ABC television staff returned to work on Dec 27 at a temporary studio based at the Network Ten premises at Mount Coot-tha while radio staff have begun broadcasting from a specially fitted out van in a Toowong carpark.

ABC managing director Mark Scott defended the response to the cancer cluster and said the organisation had to move swiftly once the cluster was confirmed by Prof Armstrong.

But he admitted the ABC had not had a new building in mind when the report came out.

“If you’re asking me whether in fact we took out a long-term lease in the prospect that this Armstrong report would find what it found, no we didn’t,” Mr Scott told ABC Radio.

“But did we make contingency planning so that we would continue to remain on air and provide local broadcasting and services to the people of Brisbane? Yes we did.”

The ABC would also be moving rapidly to set up its new building, once a suitable site was found.

“We are confident that when we find the right new location for us, that we will be able to fast-track that,” Mr Scott said.

Other ABC sites around the country are also set to be examined with Prof Armstrong to advise if there are any health concerns.

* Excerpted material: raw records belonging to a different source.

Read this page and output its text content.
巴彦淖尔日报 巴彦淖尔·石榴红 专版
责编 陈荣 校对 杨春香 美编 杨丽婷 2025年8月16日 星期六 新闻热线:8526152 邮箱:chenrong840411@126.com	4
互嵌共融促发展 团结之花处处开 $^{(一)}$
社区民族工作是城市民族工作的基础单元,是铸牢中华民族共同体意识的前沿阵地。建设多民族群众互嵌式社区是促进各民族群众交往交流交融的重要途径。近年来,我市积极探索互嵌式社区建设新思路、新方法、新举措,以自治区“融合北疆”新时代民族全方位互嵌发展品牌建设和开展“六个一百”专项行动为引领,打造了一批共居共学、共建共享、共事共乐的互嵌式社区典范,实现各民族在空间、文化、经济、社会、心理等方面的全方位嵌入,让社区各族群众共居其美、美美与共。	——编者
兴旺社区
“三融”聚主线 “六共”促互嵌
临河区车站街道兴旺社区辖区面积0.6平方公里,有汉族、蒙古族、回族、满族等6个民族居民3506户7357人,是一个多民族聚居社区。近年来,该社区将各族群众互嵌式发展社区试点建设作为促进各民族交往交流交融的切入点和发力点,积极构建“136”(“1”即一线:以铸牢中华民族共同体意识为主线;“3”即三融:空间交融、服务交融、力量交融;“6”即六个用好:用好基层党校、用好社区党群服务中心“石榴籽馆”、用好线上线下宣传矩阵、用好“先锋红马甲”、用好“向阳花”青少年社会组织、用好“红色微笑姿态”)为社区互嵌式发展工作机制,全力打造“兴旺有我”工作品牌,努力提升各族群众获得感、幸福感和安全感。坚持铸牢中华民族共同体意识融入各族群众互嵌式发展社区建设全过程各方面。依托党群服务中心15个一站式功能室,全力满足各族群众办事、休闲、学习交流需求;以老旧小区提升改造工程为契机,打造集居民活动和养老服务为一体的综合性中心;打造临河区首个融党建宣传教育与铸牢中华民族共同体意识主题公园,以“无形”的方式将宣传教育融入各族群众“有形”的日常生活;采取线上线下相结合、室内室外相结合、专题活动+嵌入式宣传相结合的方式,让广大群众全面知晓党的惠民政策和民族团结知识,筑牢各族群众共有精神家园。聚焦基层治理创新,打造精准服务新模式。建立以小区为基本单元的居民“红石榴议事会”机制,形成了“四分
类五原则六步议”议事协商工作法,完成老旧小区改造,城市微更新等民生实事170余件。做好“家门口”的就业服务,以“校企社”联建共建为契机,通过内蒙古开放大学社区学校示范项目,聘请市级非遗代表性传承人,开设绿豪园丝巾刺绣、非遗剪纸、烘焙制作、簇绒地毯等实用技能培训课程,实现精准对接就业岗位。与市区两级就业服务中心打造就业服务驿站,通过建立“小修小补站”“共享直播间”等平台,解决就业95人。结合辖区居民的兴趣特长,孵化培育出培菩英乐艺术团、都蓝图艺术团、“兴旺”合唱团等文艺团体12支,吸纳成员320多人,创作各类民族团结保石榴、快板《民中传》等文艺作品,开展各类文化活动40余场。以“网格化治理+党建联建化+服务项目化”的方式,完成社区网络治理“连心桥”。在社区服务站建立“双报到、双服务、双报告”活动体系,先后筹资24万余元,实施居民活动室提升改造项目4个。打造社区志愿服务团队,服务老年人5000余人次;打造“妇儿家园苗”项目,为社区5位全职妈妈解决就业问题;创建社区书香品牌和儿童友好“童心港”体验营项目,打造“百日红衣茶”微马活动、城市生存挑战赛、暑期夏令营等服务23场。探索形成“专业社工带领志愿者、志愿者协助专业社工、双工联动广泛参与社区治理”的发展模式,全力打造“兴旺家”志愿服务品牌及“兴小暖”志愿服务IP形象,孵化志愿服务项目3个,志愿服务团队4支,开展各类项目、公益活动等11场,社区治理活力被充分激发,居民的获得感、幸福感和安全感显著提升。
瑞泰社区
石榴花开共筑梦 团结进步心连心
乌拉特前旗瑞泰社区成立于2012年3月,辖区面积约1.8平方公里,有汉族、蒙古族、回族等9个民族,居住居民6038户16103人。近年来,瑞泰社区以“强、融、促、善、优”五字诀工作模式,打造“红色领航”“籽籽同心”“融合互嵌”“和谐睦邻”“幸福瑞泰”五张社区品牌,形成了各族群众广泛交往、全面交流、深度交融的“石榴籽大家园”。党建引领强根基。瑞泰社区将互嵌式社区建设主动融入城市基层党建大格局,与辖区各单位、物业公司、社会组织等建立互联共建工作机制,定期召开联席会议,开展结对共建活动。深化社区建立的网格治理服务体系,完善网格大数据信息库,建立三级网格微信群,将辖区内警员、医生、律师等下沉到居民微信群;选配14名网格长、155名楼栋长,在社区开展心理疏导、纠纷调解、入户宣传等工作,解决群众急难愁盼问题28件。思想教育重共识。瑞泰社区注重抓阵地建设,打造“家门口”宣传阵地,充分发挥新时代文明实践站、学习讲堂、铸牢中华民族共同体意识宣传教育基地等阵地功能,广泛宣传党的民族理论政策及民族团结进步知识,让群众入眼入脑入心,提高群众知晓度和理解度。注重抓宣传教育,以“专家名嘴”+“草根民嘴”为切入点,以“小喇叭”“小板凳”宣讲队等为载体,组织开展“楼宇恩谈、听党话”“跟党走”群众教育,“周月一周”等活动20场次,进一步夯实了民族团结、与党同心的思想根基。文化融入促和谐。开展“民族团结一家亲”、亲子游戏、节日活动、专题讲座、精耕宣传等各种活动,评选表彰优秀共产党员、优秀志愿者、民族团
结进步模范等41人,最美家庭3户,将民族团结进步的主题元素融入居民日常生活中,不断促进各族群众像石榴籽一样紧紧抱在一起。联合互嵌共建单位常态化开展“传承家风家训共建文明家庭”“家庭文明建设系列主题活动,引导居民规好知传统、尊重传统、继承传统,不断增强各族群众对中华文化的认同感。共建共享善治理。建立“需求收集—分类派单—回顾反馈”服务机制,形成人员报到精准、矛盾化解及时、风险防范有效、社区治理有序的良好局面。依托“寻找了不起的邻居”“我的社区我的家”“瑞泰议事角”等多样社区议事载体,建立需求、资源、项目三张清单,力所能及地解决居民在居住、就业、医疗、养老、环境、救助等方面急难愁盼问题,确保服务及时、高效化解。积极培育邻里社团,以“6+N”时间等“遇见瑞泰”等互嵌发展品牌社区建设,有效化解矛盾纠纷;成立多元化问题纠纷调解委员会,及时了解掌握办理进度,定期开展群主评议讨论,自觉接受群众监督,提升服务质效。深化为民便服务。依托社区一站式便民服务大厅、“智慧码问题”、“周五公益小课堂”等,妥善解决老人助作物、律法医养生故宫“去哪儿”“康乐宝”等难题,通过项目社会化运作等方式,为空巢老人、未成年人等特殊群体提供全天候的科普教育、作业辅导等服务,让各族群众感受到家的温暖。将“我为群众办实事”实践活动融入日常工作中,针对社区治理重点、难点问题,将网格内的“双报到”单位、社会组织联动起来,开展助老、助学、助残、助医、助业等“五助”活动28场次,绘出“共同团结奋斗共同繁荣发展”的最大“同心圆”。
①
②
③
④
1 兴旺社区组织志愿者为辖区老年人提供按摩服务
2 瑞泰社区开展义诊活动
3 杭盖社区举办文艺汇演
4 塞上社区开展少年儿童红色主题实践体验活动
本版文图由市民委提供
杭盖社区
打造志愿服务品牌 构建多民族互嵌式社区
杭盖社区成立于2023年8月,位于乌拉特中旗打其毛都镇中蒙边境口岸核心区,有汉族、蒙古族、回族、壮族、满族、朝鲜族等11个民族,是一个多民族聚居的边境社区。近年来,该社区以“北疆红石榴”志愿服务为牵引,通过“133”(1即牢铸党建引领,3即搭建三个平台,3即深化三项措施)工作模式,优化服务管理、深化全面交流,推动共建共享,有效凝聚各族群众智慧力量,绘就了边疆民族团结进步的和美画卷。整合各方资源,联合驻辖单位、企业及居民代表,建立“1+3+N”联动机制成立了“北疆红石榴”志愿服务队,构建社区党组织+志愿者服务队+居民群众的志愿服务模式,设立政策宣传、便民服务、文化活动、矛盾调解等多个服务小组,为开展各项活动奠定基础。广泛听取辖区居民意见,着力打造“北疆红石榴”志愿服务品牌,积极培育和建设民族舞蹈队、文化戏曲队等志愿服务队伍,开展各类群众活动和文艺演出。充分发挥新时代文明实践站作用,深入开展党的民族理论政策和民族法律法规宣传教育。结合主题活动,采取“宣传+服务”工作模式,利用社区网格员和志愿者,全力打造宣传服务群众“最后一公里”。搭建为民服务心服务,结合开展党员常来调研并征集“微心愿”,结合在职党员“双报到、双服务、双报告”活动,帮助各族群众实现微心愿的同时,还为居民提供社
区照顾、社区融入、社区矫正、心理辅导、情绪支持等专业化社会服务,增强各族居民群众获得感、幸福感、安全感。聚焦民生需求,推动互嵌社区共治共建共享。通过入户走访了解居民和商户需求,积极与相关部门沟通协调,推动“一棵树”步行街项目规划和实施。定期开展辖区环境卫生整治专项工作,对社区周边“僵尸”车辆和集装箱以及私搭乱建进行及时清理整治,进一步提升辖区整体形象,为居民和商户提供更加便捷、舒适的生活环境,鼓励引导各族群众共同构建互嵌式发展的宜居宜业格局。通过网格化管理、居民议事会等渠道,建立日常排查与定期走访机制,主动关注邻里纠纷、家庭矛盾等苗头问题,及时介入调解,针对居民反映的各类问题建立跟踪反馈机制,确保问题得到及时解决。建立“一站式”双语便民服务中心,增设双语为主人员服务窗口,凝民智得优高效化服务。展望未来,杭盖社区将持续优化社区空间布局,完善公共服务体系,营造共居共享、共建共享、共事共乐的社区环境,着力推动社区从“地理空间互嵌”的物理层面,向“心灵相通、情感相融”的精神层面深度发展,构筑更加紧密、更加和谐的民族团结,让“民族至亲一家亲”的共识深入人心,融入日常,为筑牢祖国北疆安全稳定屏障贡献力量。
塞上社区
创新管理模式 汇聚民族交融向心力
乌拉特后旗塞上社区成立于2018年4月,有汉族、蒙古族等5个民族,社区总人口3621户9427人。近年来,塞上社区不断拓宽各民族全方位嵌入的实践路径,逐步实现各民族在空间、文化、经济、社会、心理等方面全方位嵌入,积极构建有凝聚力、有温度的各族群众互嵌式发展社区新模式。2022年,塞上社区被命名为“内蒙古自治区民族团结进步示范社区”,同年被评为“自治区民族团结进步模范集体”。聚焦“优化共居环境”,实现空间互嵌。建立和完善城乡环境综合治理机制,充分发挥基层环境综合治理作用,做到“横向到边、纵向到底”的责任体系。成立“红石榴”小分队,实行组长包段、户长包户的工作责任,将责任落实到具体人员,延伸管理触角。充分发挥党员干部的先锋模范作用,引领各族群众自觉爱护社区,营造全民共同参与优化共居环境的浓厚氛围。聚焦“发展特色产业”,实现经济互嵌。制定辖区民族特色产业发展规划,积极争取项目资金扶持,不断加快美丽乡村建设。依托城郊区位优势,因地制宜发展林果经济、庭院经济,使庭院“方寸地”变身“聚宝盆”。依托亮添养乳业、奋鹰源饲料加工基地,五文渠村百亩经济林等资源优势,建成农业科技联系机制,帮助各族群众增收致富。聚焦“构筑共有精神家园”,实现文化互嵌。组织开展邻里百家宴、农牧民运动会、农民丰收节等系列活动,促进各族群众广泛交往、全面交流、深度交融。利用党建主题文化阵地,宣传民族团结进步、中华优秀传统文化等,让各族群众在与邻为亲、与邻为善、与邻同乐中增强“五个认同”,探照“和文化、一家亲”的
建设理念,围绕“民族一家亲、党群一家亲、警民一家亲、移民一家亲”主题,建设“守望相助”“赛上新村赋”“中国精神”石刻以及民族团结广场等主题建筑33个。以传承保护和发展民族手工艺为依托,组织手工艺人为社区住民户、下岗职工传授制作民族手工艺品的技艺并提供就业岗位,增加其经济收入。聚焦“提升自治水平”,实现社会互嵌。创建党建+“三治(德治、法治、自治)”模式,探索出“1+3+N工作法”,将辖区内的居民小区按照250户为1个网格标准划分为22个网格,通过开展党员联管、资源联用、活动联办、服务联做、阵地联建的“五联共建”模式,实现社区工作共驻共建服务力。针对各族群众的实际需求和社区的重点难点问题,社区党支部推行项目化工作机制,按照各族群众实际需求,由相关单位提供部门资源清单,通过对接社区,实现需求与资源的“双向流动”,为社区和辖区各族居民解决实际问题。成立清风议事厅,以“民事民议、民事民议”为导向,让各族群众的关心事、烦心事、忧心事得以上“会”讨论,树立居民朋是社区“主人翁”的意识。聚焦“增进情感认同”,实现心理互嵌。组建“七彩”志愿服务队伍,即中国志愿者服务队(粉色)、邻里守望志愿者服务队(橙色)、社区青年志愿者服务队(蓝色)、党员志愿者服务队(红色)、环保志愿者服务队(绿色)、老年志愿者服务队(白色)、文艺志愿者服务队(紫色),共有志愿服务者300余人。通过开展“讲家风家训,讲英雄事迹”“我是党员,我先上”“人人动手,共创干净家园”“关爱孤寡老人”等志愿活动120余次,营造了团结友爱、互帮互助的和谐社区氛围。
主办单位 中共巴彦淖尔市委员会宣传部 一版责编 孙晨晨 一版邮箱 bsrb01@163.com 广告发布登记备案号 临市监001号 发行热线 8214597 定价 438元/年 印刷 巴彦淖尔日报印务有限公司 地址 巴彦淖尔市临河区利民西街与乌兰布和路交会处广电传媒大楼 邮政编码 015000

But Media Entertainment and Arts Alliance assistant federal secretary Mark Ryan said a site had to be found as a matter of urgency, despite the tight Brisbane commercial real estate market.

“They need to find sooner, rather than later, a site where they can actually perform their work properly,” Mr Ryan said.

“As far as we are concerned, the current situation cannot continue for any period of time.

“It is just unsustainable from a professional level and a workplace level.”